Nearly all of our knowledge of the history of the Britons during the Roman and Sub-Roman periods comes from chronicles written by historians writing during the medieval period. This is a problem, because these chronicles are laughable at best.
Geoffrey of Monmouth's Historia Regum Britanniae and the earlier Historia Britonum on which it is partly based give us an implausibly precise list of the kings of Britain, beginning with Brutus of Troy, a refugee from the Trojan war whose line was, apparently, unbroken through 99 subsequent kings (if one counts the winning factions of two brief succession crises and their attendant interregnums), with the hundredth King of the Britons being Vortigern; Geoffrey's list continues after Vortigern for another dozen reigns as the Saxons expand their hold on Britain. A hundred generations is, of course, implausible; the oldest continuous chain of succession in the modern world is the ownership of a hotel in Japan that dates to the early 8th century CE, which means it's been in operation for about a tenth of the history of settled people. By tracing the kingship of Britain from the final monarch, Cadwallader, who died in the 7th century, back to Brutus in the 12th century BCE, Geoffrey asserts a system that mostly survived for two thousand years.
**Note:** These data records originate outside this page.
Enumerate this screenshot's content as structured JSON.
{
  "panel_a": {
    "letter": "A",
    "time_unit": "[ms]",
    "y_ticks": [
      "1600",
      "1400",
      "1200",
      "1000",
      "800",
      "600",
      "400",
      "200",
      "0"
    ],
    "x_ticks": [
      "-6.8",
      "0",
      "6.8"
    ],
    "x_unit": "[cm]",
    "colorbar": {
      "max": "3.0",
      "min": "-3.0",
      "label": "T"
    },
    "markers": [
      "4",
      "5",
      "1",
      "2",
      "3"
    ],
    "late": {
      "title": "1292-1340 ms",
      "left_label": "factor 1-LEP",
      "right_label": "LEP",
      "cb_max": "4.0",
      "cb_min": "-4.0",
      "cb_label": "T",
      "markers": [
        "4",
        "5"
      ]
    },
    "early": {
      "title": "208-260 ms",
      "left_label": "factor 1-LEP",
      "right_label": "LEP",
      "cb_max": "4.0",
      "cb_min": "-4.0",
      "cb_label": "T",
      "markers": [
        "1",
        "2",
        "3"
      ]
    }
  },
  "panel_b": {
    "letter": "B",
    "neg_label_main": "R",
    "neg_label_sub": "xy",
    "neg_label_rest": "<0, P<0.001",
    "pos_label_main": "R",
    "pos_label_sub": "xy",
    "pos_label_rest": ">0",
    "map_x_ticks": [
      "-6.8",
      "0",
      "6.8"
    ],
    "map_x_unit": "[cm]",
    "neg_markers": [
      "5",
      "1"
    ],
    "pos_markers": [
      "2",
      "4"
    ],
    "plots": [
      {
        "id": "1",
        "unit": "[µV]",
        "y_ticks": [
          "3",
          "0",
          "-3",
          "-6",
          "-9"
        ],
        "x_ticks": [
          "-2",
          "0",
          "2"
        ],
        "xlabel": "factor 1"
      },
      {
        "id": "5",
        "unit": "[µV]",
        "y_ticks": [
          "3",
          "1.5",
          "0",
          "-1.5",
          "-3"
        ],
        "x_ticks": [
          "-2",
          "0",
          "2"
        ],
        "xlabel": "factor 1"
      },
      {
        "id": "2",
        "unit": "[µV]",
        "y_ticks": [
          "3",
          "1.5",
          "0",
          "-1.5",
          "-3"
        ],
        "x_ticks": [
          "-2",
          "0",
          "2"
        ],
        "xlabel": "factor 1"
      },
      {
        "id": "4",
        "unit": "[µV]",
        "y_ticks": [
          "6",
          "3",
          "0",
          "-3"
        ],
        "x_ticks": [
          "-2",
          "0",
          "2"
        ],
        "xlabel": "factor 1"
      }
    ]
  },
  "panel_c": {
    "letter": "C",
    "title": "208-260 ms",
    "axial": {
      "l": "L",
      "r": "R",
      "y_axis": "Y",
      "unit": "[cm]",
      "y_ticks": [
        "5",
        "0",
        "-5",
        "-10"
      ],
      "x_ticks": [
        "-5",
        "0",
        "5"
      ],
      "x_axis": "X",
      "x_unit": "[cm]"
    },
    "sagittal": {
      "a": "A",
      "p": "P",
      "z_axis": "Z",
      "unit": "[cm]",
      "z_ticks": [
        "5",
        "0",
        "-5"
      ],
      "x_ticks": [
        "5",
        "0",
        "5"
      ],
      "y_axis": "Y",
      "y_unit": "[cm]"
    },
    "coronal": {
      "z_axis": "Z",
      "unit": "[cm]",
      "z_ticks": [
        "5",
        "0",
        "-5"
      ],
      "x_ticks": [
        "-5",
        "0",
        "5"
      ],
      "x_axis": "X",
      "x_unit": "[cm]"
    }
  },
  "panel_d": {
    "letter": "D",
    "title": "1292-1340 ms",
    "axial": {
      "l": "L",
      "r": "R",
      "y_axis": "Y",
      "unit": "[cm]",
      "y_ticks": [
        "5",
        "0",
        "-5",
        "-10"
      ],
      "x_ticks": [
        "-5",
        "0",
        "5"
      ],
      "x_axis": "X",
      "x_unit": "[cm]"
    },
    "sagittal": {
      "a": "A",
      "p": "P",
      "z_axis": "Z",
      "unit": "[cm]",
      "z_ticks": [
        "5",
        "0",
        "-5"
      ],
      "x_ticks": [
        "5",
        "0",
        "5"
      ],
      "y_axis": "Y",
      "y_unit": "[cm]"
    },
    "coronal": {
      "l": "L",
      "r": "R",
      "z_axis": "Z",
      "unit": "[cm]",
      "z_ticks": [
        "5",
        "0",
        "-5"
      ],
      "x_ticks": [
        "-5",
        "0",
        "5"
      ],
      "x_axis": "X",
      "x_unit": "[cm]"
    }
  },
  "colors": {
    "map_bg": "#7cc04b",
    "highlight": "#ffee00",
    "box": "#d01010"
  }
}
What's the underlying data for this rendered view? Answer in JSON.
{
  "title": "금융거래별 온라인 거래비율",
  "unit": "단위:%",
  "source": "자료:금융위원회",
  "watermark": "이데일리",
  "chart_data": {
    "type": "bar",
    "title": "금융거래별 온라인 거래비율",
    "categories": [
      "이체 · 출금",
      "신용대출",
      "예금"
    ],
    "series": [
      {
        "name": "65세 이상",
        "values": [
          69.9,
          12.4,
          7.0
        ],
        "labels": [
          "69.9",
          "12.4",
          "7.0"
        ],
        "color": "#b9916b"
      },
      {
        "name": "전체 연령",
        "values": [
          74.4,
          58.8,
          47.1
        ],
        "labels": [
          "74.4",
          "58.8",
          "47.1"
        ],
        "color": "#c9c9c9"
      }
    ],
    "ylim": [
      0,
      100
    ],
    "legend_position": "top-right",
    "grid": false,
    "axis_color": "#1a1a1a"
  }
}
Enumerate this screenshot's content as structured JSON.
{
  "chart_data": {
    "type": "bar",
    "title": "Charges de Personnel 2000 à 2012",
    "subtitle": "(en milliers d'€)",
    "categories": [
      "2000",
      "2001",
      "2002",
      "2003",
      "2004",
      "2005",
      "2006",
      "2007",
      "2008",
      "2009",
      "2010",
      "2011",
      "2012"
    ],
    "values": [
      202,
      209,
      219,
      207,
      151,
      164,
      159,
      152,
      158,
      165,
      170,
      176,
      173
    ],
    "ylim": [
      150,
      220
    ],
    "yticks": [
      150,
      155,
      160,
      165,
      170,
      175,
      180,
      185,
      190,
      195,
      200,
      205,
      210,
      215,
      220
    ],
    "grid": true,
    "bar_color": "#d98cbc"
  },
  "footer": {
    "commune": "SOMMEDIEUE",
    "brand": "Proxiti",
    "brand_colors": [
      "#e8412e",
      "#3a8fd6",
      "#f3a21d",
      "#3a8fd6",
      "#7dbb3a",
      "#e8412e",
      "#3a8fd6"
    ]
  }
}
Vortigern, however, is an interesting monarch to mention. Geoffrey of Monmouth concurs with the anonymous Anglo-Saxon Chronicle that this is where things started to go downhill for the Britons.
Vortigern, we are told in both sources, was at his wits' end dealing with the Roman occupiers in his realm, and contacted Hengest and Horsa, twin Jutnish leaders (their names mean "Stallion" and "Horse") to bring people from continental Europe to serve as mercenaries. This is a slightly strange decision, as the Roman empire had ceased to rule Britain from Rome three kings ago; it seems, however, that the Romans on the British Isles did not depart as their empire lost its ability to control the islands, and so the native lords saw fit to bring fighters from elsewhere.
Hengest and Horsa established the first Anglo-Saxon kingdom on the British Isles, and from there they and their descendants continued to expand their grasp. Meanwhile, among the native Britons (whose language, by the way, was an ancestor of modern Breton and Welsh), Vortigern was followed by Vortimer, whose successor was Aurelius Ambrosius - probably a historical ruler, and certainly culturally a Roman. Remember his name, for we will visit him in later posts. We will also visit his putative successor: Uther Pendragon.
The historicity of Hengest and Horsa is in doubt. Horsa is especially dubious; the semantic similarity between the twins' names has led some to suggest that they are a doubling of a single warlord. There's also an association between horses and kingship throughout the earlier Indo-European world, so it's possible the names were added later to legends taken from a real conquering lord or pair of lords. But in any case, it is clear that the Angles, Saxons, and Jutes invaded Great Britain, forcing the Celtic Britons (or at least their ruling class) out of power in England; Cadwaldr, the historical source for the last King of the Britons, has stories told of his attempts to repulse the invaders from Wales, stories which give rise to Welsh festival observances that continue to the present day.
While the slow expansion of the Anglo-Saxons into formerly British territory is well-documented in archaeology, we have no way to fact-check Geoffrey of Monmouth's sequence of kings. And, given that he traces it in a continuous arc all they way from Brutus to Cadwallader, finding that it checked out would be shocking.